Nonprofit organizations often offer benefits packages that can’t be beat. In most agencies, employees can expect liberal annual paid vacation days, generous sick leave, health and hospitalization insurance, retirement plans, and good personnel practices.

Work Environment

Many social services directors feel this emotional satis­faction to be the best part of the job. In addition to the emotional benefits gained from working directly with clients, there are also the benefits from close relation­ships with colleagues. Nonprofits make great employers because of the positive work environment that they pro­mote; nonprofits are typically humanitarian, responsive to stress, and supportive emotionally. However, these organizations almost always are run on tight budgets, and directors may have to deal with the constant threat of cutbacks or even closure. This can be stressful, and the director must concentrate on the “business” aspect of the work by getting funding, keeping costs down, and meeting with legislators or potential donors. Directors interact with many different people throughout their workdays and must be able to handle a variety of social situations. The tone of the work environment—dedi­cated, creative, community-oriented—is often set by the director’s actions. Working hard and long hours pro­motes commitment to the job by everyone.

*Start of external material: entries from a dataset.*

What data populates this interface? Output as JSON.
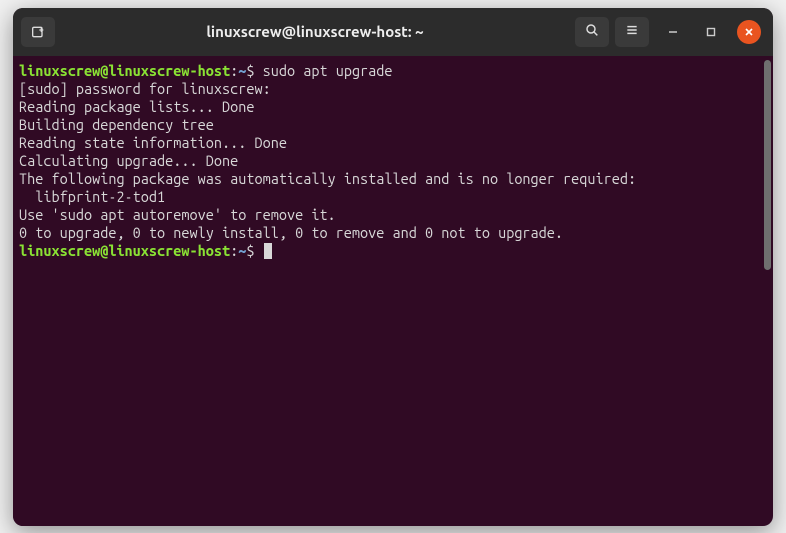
{
  "titlebar": {
    "title": "linuxscrew@linuxscrew-host: ~"
  },
  "prompt": {
    "user_host": "linuxscrew@linuxscrew-host",
    "path": "~",
    "symbol": "$"
  },
  "terminal": {
    "command1": "sudo apt upgrade",
    "lines": [
      "[sudo] password for linuxscrew:",
      "Reading package lists... Done",
      "Building dependency tree",
      "Reading state information... Done",
      "Calculating upgrade... Done",
      "The following package was automatically installed and is no longer required:",
      "  libfprint-2-tod1",
      "Use 'sudo apt autoremove' to remove it.",
      "0 to upgrade, 0 to newly install, 0 to remove and 0 not to upgrade."
    ]
  }
}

Nonprofit Social Service Director Career Outlook

According to the U.S. Department of Labor, numer­ous job opportunities will be available in social services through 2014. The overall employment growth rate for the social services industry is projected to be faster than the average. The expected rapid growth is due to expand­ing services for the elderly, the mentally and physically disabled, and families in crisis. Our nation’s elderly com­prise a rapidly expanding segment of the population that is likely to need a wide range of social services. The grow­ing emphasis on providing home care services, enabling aging seniors to remain at home rather than relocate to costly skilled nursing facilities, will contribute to employ­ment growth in the social services industry. A continu­ing influx of foreign-born nationals to this country will spur the demand for a range of social services, such as financial, relocation, and job training assistance. Child protective services and special groups, such as adults who were abused as children, are also on the rise. In addition, crime, juvenile delinquency, mental illness, developmen­tal disabilities, AIDS, and individual and family crises will spur demand for social services. Every agency will need to be overseen by a capable and savvy director. Many job openings will also stem from the need to replace non­profit social service directors who leave their posts.